A tiny relative of the water fleas that readily breed in suburban garden ponds is thought to be the world's sexiest animal.

Scientists have identified the sexually aroused male member, the oldest sexual organ on record, in a fossilised ostracod that is 100 millions years old. The ostracod is a pinhead-sized crustacean, a distant ancestor of water fleas and shrimps, that lived for sex, according to David Siveter, professor of palaeontology at Leicester University.

"If you have a garden pond, you have ostracods. They have the longest and most ostentatious display of sex of any animal group in the fossil record. We can identify males and females back to 500 million years," Dr Siveter told the Science Festival. "Ostracods are very sexy animals. They have the second longest sperm in the animal kingdom.

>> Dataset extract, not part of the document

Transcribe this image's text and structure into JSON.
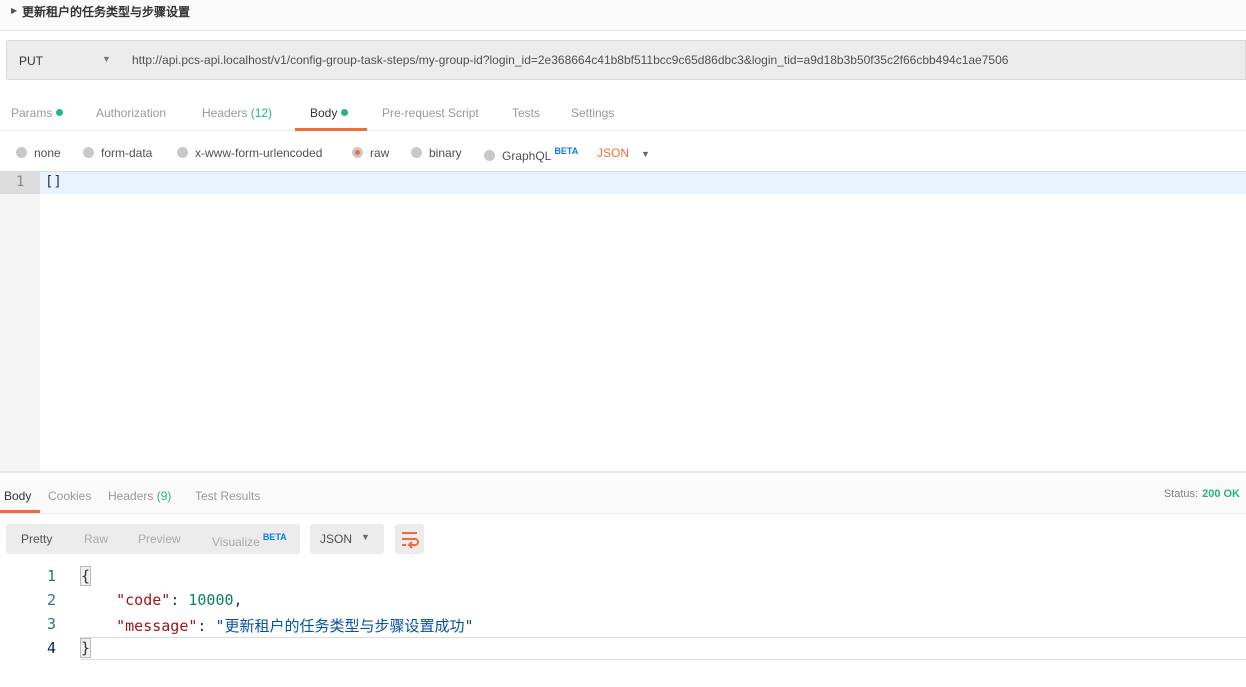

A one-millimetre ostracod can produce a single sperm that is 10mm long. It clearly has to have special equipment to deal with this sperm and it doesn't have one penis, it has two.

"Clearly all their apparatus is geared to sex. A male ostracod one millimetre long has a penis one third the size in volume of its entire body and it has two of them. So it gives a lot of attention to sex."

The oldest penis was found in a fossilised "fish nodule" of rock, which was collected in Brazil and is now held at the Natural History Museum in London, although it is not on public display.